Fix: Wait one full replication_interval cycle (configured in the replication policy) and re-query. If the status does not resolve to in_sync, check protector-engine logs for errors communicating with the FlashArray API:

journalctl -u protector-engine -f | grep -i health

Issue: link_health: disconnected — failover is blocked

Symptom: link_health reports disconnected. failover_ready is false. Attempting a failover returns a pre-validation error.

Likely cause 1: The inter-site network path between the two FlashArrays is down. Likely cause 2: The FlashArray API credentials in the replication policy have expired or been rotated. Likely cause 3: The protector-engine cannot reach the FlashArray management IP (primary_fa_url or secondary_fa_url in the policy).

Fix:

  1. Verify network connectivity from the controller hosting protector-engine to both FlashArray management IPs.
  2. Confirm the replication link in the FlashArray management UI or via Pure1.
  3. If credentials were rotated, update the replication policy:
openstack dr policy update <pg-name-or-id> \
  --primary-fa-token "<new-token>" \
  --secondary-fa-token "<new-token>"
  1. If the primary site is genuinely unreachable (disaster scenario), use --force to bypass the failover_ready check — but understand this accepts the data_at_risk_seconds exposure reported in the health report.

Issue: RPO events accumulating rapidly

Symptom: openstack dr rpo-events list shows frequent violations even though the link appears connected.

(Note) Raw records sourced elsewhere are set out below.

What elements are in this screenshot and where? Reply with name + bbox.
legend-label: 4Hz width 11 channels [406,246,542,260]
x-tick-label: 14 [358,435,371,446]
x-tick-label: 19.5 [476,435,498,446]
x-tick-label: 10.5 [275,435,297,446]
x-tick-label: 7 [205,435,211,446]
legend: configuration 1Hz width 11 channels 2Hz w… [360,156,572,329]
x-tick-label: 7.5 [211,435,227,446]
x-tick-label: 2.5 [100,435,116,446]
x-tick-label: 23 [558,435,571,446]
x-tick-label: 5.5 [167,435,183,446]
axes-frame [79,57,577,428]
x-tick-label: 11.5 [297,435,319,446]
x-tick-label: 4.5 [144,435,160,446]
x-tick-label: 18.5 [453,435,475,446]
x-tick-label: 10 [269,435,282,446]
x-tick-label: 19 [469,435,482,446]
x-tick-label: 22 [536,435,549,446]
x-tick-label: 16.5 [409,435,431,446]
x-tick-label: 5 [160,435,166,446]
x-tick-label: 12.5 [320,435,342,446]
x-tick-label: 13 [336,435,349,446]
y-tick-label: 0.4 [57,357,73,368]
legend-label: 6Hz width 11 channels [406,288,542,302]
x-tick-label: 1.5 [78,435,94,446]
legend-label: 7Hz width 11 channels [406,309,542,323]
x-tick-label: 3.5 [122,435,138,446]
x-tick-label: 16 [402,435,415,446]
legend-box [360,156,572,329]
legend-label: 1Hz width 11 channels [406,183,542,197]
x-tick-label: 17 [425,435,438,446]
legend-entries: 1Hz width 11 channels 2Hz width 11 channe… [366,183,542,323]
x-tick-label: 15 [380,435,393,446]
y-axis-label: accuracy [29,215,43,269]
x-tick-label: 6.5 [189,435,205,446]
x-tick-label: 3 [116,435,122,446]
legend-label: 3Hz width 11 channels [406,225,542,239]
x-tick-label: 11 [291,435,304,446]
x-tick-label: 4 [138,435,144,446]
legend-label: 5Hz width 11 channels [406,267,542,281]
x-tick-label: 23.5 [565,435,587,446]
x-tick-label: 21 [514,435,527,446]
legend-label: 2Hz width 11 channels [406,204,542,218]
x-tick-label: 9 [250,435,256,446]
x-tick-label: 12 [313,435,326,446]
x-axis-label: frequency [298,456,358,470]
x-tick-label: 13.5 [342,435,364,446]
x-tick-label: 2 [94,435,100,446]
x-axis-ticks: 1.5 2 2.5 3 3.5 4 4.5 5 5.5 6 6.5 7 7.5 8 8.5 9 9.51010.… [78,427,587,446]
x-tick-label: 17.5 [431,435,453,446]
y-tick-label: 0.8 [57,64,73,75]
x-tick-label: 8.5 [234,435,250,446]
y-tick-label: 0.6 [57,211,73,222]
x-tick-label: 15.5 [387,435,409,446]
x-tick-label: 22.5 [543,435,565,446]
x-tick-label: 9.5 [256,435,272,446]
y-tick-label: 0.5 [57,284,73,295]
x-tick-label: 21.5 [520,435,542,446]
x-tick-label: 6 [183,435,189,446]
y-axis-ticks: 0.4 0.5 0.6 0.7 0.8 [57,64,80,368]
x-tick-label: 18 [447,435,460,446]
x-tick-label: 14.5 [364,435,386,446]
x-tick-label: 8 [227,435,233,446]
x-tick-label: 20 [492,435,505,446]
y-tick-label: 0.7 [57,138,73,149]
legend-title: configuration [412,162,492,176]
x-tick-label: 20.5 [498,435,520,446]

Likely cause: Replication throughput is insufficient for the write workload on the protected volumes. replication_lag is consistently exceeding rpo_minutes × 60 between cycles.

Fix:

  1. Check throughput_mbps and iops in the health report during a violation period. Compare against your inter-site bandwidth budget.
  2. Consider increasing rpo_minutes in the replication policy to a value that matches your realistic replication window, or reduce the write workload on protected volumes.
  3. For async replication, ensure replication_interval is achievable given the data change rate.

Issue: Health endpoint returns 404 or 401

Symptom: Calling GET /v1/{tenant_id}/protection-groups/{pg_id}/health via curl returns HTTP 404 or 401.

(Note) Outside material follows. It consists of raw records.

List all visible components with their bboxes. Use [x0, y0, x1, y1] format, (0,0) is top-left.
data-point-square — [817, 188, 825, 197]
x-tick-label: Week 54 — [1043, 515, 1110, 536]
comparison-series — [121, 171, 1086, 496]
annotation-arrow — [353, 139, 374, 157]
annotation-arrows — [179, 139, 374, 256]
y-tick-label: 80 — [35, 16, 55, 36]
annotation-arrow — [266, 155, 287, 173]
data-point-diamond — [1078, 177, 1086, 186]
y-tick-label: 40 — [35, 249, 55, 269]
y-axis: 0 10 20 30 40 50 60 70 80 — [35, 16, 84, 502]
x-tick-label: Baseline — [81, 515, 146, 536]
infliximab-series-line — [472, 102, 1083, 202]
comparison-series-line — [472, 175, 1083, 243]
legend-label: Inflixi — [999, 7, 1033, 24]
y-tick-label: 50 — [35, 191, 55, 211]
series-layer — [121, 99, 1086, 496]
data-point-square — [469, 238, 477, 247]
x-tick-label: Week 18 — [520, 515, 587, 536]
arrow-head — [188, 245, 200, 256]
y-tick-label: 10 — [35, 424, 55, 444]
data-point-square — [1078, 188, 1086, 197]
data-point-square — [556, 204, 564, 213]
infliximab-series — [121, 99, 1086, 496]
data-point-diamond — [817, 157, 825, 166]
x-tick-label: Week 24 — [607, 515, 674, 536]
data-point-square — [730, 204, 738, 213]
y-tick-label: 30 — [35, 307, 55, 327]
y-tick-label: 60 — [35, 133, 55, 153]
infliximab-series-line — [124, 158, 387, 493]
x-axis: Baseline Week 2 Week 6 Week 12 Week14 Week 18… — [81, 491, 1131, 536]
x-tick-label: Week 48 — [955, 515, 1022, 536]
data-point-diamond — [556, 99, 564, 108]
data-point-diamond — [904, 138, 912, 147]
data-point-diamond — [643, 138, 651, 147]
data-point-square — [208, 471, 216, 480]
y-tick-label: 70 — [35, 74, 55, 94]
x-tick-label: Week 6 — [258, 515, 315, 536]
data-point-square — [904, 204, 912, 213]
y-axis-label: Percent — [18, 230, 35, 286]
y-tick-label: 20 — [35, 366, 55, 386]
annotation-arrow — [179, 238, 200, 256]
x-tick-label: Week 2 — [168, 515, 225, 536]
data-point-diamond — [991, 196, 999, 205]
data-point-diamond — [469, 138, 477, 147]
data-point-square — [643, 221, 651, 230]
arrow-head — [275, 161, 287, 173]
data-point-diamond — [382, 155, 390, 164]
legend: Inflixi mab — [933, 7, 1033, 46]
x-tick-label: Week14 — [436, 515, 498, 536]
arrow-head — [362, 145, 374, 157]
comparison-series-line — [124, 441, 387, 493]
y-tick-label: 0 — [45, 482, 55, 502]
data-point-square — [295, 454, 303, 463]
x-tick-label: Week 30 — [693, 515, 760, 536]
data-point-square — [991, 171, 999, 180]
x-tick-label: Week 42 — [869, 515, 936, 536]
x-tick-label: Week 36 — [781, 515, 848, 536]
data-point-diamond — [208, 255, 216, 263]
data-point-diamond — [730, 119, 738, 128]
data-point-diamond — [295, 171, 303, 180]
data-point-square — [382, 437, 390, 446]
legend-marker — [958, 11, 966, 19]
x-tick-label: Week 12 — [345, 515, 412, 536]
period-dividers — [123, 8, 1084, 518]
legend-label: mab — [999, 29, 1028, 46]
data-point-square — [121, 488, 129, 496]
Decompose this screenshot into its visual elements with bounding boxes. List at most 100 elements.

Likely cause: Either the Protection Group ID or tenant ID in the URL is incorrect, the API version header is missing or too low, or the token has expired.

Fix:

# Verify the correct tenant ID
TENANT_ID=$(openstack --os-cloud site-a token issue -f value -c project_id)

# Verify the Protection Group exists and belongs to this tenant
openstack dr protection-group show <pg-name-or-id>

# Ensure you are sending the correct API version header
curl -H "OpenStack-API-Version: protector 1.2" ...

Issue: sync_status: out_of_sync after site recovered from unreachable state

Symptom: After a temporary network partition between sites, the protection group shows out_of_sync even though both sites are now reachable.

Likely cause: The metadata sync was blocked during the outage (by design — modifications are blocked when the peer site is unreachable). The protector-engine needs to reconcile state.

Fix: Force a metadata sync and then verify health:

openstack dr protection-group sync-force <pg-name-or-id>
openstack dr health show <pg-name-or-id>

Also verify that replication policies are consistent on both sites. If the engine detects a version mismatch during sync, it will log a conflict warning that requires manual resolution.